You Too Could Record the Earth
We have recently talked about making soundscapes from photographs and a group of professional recording artists joining forces to document the exquisite sounds of nature. The real world, no doubt, is much more sonically diverse and full. Is there a way to capture the characteristic sounds of the world we live in? Is there then a way for me to travel sonically to hear what you hear in another part of the world? Is there a way to record the earth? You guessed it—not only is there a way, but it is also being done as we speak.
Purdue University landscape ecology professor Bryan Pijanowski started a movement to indeed record the earth and citizen scientist’s the world over have joined him. All you need to do is download the Soundscape Recorder App, available for both iOS and Android operating systems, and go to work. Pijanowski asks you to record snippets, answer a few questions about the sound you are hearing and then upload to the burgeoning database already at over 5000 recordings. Those of us not ready to jump in and start recording snippets can just browse the database and listen to the wonderfully sonorous world we live in.

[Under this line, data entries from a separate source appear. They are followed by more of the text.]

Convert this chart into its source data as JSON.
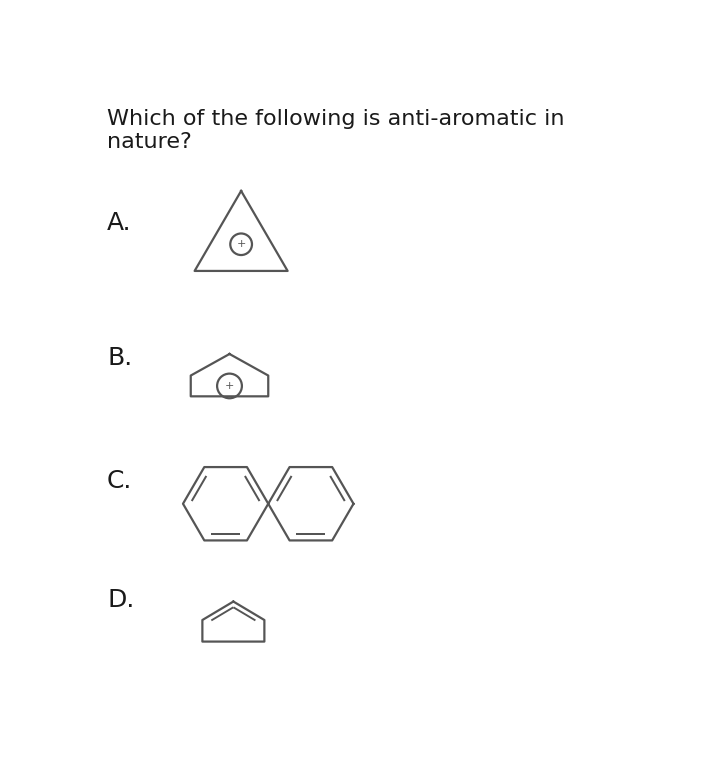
{
  "title": "Which of the following is anti-aromatic in\nnature?",
  "title_fontsize": 16,
  "bg_color": "#ffffff",
  "text_color": "#1a1a1a",
  "labels": [
    "A.",
    "B.",
    "C.",
    "D."
  ],
  "line_color": "#555555",
  "line_width": 1.6,
  "label_fontsize": 18
}
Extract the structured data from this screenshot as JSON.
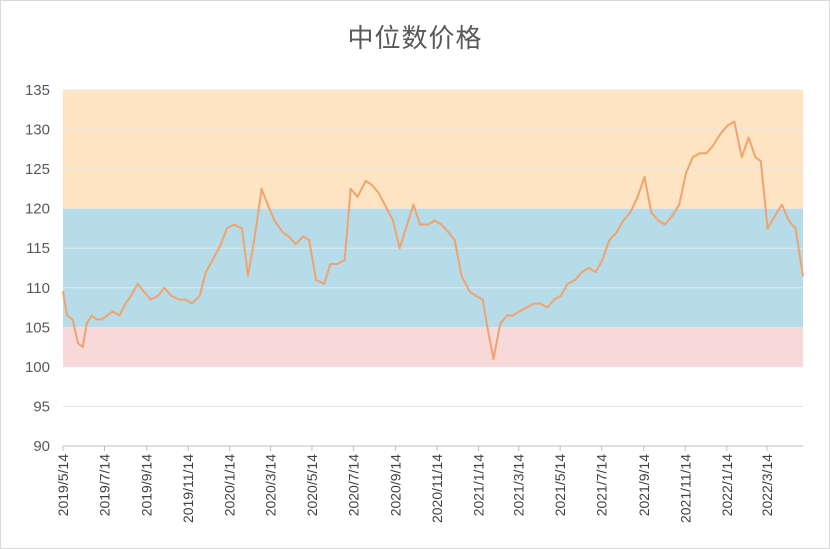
{
  "chart_data": {
    "type": "line",
    "title": "中位数价格",
    "xlabel": "",
    "ylabel": "",
    "ylim": [
      90,
      135
    ],
    "y_ticks": [
      90,
      95,
      100,
      105,
      110,
      115,
      120,
      125,
      130,
      135
    ],
    "x_tick_labels": [
      "2019/5/14",
      "2019/7/14",
      "2019/9/14",
      "2019/11/14",
      "2020/1/14",
      "2020/3/14",
      "2020/5/14",
      "2020/7/14",
      "2020/9/14",
      "2020/11/14",
      "2021/1/14",
      "2021/3/14",
      "2021/5/14",
      "2021/7/14",
      "2021/9/14",
      "2021/11/14",
      "2022/1/14",
      "2022/3/14"
    ],
    "x_range": [
      "2019-05-14",
      "2022-05-06"
    ],
    "grid": true,
    "legend": "none",
    "bands": [
      {
        "from": 120,
        "to": 135,
        "color": "#fde5c3"
      },
      {
        "from": 105,
        "to": 120,
        "color": "#b6dbe9"
      },
      {
        "from": 100,
        "to": 105,
        "color": "#f8d9d9"
      }
    ],
    "line_color": "#f0a36f",
    "series": [
      {
        "x": [
          "2019-05-14",
          "2019-05-20",
          "2019-05-28",
          "2019-06-05",
          "2019-06-12",
          "2019-06-18",
          "2019-06-25",
          "2019-07-02",
          "2019-07-10",
          "2019-07-18",
          "2019-07-26",
          "2019-08-05",
          "2019-08-14",
          "2019-08-22",
          "2019-09-01",
          "2019-09-10",
          "2019-09-20",
          "2019-10-01",
          "2019-10-10",
          "2019-10-20",
          "2019-11-01",
          "2019-11-10",
          "2019-11-20",
          "2019-12-01",
          "2019-12-10",
          "2019-12-20",
          "2020-01-01",
          "2020-01-10",
          "2020-01-20",
          "2020-02-01",
          "2020-02-10",
          "2020-02-20",
          "2020-03-01",
          "2020-03-10",
          "2020-03-20",
          "2020-04-01",
          "2020-04-10",
          "2020-04-20",
          "2020-05-01",
          "2020-05-10",
          "2020-05-20",
          "2020-06-01",
          "2020-06-10",
          "2020-06-20",
          "2020-07-01",
          "2020-07-10",
          "2020-07-20",
          "2020-08-01",
          "2020-08-10",
          "2020-08-20",
          "2020-09-01",
          "2020-09-10",
          "2020-09-20",
          "2020-10-01",
          "2020-10-10",
          "2020-10-20",
          "2020-11-01",
          "2020-11-10",
          "2020-11-20",
          "2020-12-01",
          "2020-12-10",
          "2020-12-20",
          "2021-01-01",
          "2021-01-10",
          "2021-01-20",
          "2021-01-28",
          "2021-02-05",
          "2021-02-15",
          "2021-02-25",
          "2021-03-05",
          "2021-03-15",
          "2021-03-25",
          "2021-04-05",
          "2021-04-15",
          "2021-04-25",
          "2021-05-05",
          "2021-05-15",
          "2021-05-25",
          "2021-06-05",
          "2021-06-15",
          "2021-06-25",
          "2021-07-05",
          "2021-07-15",
          "2021-07-25",
          "2021-08-05",
          "2021-08-15",
          "2021-08-25",
          "2021-09-05",
          "2021-09-15",
          "2021-09-25",
          "2021-10-05",
          "2021-10-15",
          "2021-10-25",
          "2021-11-05",
          "2021-11-15",
          "2021-11-25",
          "2021-12-05",
          "2021-12-15",
          "2021-12-25",
          "2022-01-05",
          "2022-01-15",
          "2022-01-25",
          "2022-02-05",
          "2022-02-15",
          "2022-02-25",
          "2022-03-05",
          "2022-03-15",
          "2022-03-25",
          "2022-04-05",
          "2022-04-15",
          "2022-04-25",
          "2022-05-06"
        ],
        "y": [
          109.5,
          106.5,
          106.0,
          103.0,
          102.5,
          105.5,
          106.5,
          106.0,
          106.0,
          106.5,
          107.0,
          106.5,
          108.0,
          109.0,
          110.5,
          109.5,
          108.5,
          109.0,
          110.0,
          109.0,
          108.5,
          108.5,
          108.0,
          109.0,
          112.0,
          113.5,
          115.5,
          117.5,
          118.0,
          117.5,
          111.5,
          116.5,
          122.5,
          120.5,
          118.5,
          117.0,
          116.5,
          115.5,
          116.5,
          116.0,
          111.0,
          110.5,
          113.0,
          113.0,
          113.5,
          122.5,
          121.5,
          123.5,
          123.0,
          122.0,
          120.0,
          118.5,
          115.0,
          118.0,
          120.5,
          118.0,
          118.0,
          118.5,
          118.0,
          117.0,
          116.0,
          111.5,
          109.5,
          109.0,
          108.5,
          104.5,
          101.0,
          105.5,
          106.5,
          106.5,
          107.0,
          107.5,
          108.0,
          108.0,
          107.5,
          108.5,
          109.0,
          110.5,
          111.0,
          112.0,
          112.5,
          112.0,
          113.5,
          116.0,
          117.0,
          118.5,
          119.5,
          121.5,
          124.0,
          119.5,
          118.5,
          118.0,
          119.0,
          120.5,
          124.5,
          126.5,
          127.0,
          127.0,
          128.0,
          129.5,
          130.5,
          131.0,
          126.5,
          129.0,
          126.5,
          126.0,
          117.5,
          119.0,
          120.5,
          118.5,
          117.5,
          111.5
        ]
      }
    ]
  }
}
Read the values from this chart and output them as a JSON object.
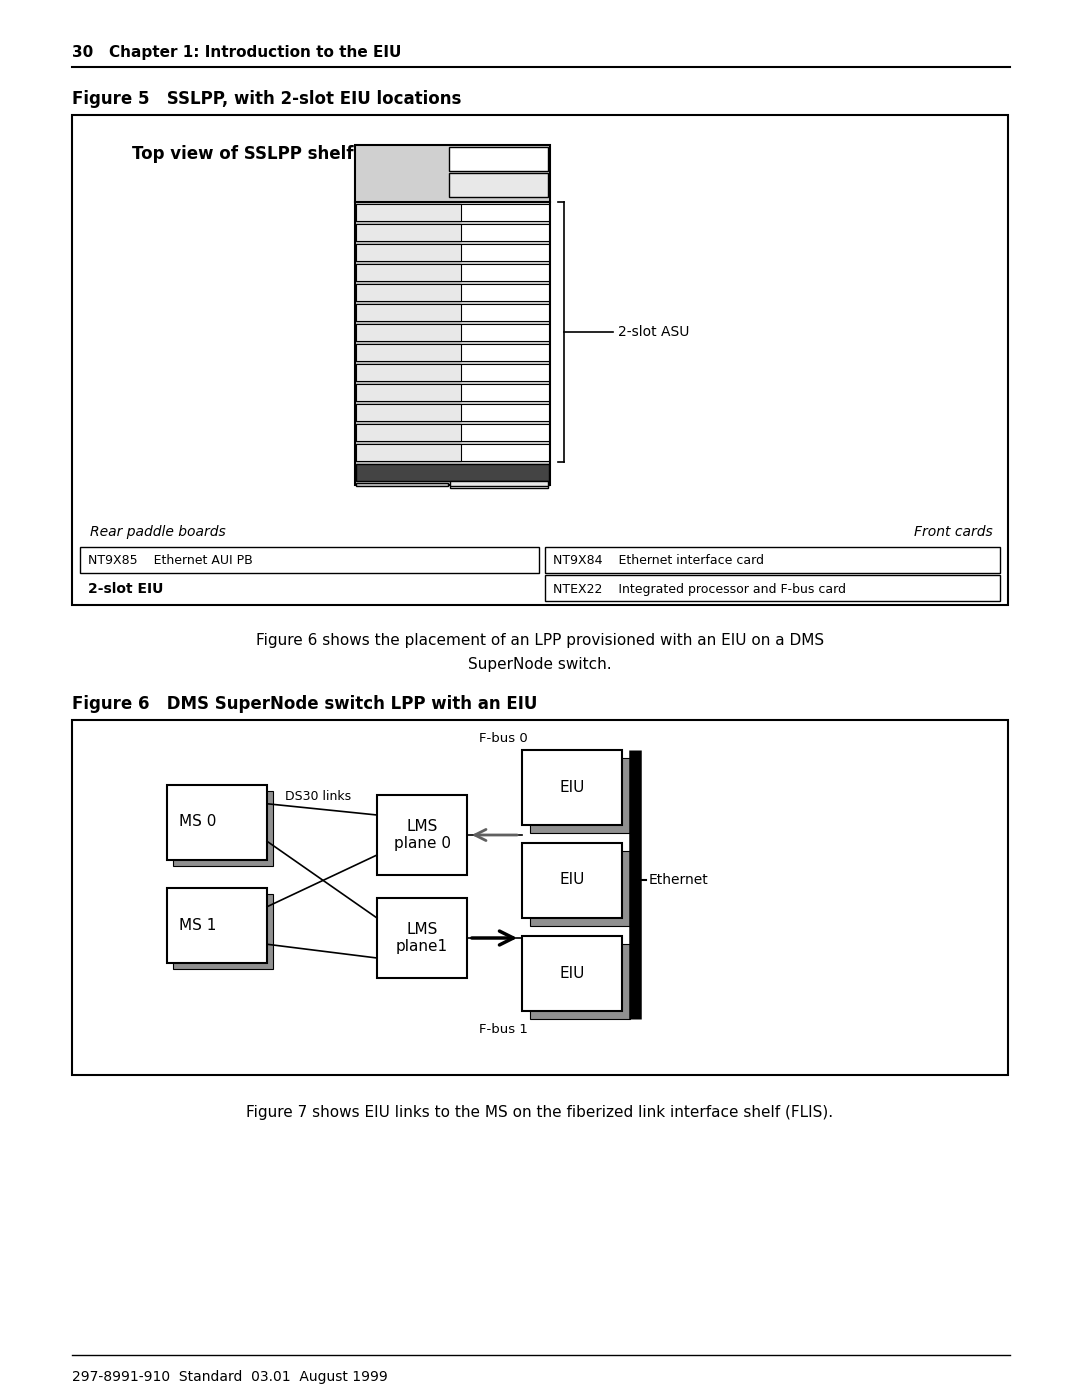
{
  "page_header": "30   Chapter 1: Introduction to the EIU",
  "fig5_title": "Figure 5   SSLPP, with 2-slot EIU locations",
  "fig5_shelf_title": "Top view of SSLPP shelf",
  "fig5_asu_label": "2-slot ASU",
  "fig5_rear_label": "Rear paddle boards",
  "fig5_front_label": "Front cards",
  "fig5_table": [
    [
      "NT9X85    Ethernet AUI PB",
      "NT9X84    Ethernet interface card"
    ],
    [
      "2-slot EIU",
      "NTEX22    Integrated processor and F-bus card"
    ]
  ],
  "between_text_line1": "Figure 6 shows the placement of an LPP provisioned with an EIU on a DMS",
  "between_text_line2": "SuperNode switch.",
  "fig6_title": "Figure 6   DMS SuperNode switch LPP with an EIU",
  "fig7_text": "Figure 7 shows EIU links to the MS on the fiberized link interface shelf (FLIS).",
  "fig6_labels": {
    "ms0": "MS 0",
    "ms1": "MS 1",
    "ds30": "DS30 links",
    "lms0": "LMS\nplane 0",
    "lms1": "LMS\nplane1",
    "fbus0": "F-bus 0",
    "fbus1": "F-bus 1",
    "eiu": "EIU",
    "ethernet": "Ethernet"
  },
  "page_footer": "297-8991-910  Standard  03.01  August 1999",
  "bg_color": "#ffffff",
  "shelf_fill": "#d0d0d0",
  "card_fill": "#e8e8e8",
  "shadow_fill": "#909090"
}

Pijanowski started the project to aide his work as a landscape ecologist and envisioned a more expansive reach by harnessing the power of crowd sourcing. However, it has quickly become clear that a database such as the one taking shape will be a valuable resource in monitoring ecosystems worldwide. Imagine using a sonic record just like we use the temperature record or fossil record to understand the natural history of our planet. Imagine using sounds like an early warning system to detect changes in nature and habitat. Imagine the world where not only our hearing but what we like to hear is preserved.